En fait, le Premier ministre Mahafaly aura surtout servi de bouc émissaire, le bon fusible prêt à sauter pour épargner le grand patron, puisqu’à l’origine c’est la déchéance même du chef de l’Etat que réclamaient 73 députés de l’opposition.

Exit donc Mahafaly. Bienvenue à Ntsay. A 57 ans, celui qui fut ministre du Tourisme entre 2002 et 2003 et qui était jusqu’à sa nomination représentant de l’Organisation internationale du travail pour l’océan Indien arrive en sapeur-pompier.

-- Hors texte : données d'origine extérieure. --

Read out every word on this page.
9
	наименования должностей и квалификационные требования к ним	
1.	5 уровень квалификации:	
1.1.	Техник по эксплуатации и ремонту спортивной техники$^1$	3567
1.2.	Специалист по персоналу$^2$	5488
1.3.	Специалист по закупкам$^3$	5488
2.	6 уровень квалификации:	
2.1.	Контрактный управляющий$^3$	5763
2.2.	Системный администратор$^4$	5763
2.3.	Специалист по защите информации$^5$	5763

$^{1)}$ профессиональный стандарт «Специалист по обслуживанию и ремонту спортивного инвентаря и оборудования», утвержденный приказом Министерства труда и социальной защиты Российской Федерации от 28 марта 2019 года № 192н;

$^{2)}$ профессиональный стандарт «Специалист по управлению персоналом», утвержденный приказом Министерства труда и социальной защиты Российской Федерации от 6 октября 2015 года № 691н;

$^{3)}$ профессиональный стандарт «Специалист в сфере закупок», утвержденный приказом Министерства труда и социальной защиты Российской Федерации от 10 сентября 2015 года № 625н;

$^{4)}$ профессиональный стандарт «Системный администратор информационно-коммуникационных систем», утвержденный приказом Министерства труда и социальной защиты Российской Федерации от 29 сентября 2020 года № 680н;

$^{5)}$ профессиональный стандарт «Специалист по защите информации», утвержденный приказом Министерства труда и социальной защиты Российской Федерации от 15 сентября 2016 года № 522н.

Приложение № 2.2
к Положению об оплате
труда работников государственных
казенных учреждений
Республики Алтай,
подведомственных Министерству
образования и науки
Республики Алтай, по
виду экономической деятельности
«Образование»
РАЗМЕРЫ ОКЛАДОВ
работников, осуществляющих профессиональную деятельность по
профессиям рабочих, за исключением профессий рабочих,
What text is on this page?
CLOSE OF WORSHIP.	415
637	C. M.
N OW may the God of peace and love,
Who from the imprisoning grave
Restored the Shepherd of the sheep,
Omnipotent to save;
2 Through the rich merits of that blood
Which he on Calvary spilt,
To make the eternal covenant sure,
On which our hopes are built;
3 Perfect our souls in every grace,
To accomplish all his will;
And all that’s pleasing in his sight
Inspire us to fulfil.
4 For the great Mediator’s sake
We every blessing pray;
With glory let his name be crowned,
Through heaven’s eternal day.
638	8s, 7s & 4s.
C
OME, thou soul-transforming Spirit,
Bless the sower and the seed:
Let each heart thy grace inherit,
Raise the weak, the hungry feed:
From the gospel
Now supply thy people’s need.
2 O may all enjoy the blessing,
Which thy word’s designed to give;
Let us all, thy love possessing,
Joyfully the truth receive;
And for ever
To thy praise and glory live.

Et Dieu seul sait s’il aura besoin d’une puissante lance à incendie pour circonscrire le sinistre qui menaçait de se déclarer.

Alors cette Grande île constamment à la dérive sortira-t-elle enfin la tête de l’eau grâce à celui que le premier magistrat malgache présentait comme un « homme expérimenté et ayant des compétences pour l’apaisement » ? Espérons, pour lui et pour Madagascar, qu’il parviendra à calmer la colère des opposants. Et cela passe, de son propre aveu, « par des élections transparentes et crédibles dont les résultats seront acceptés par tous » pour éviter une crise postélectorale dont le pays est devenu désormais coutumier. Parmi ses priorités figurent également la restauration de la paix sociale, la lutte contre la corruption, la stabilisation du climat des investissements ou encore la préparation à la prochaine « saison pesteuse ». Autant dire tout un programme de gouvernement pour un Premier ministre de transition dont la tâche primordiale devrait être avant tout l’organisation d’un scrutin irréprochable. Reste à voir quelle sera la configuration de la nouvelle équipe consensuelle censée conduire les choses à bon port.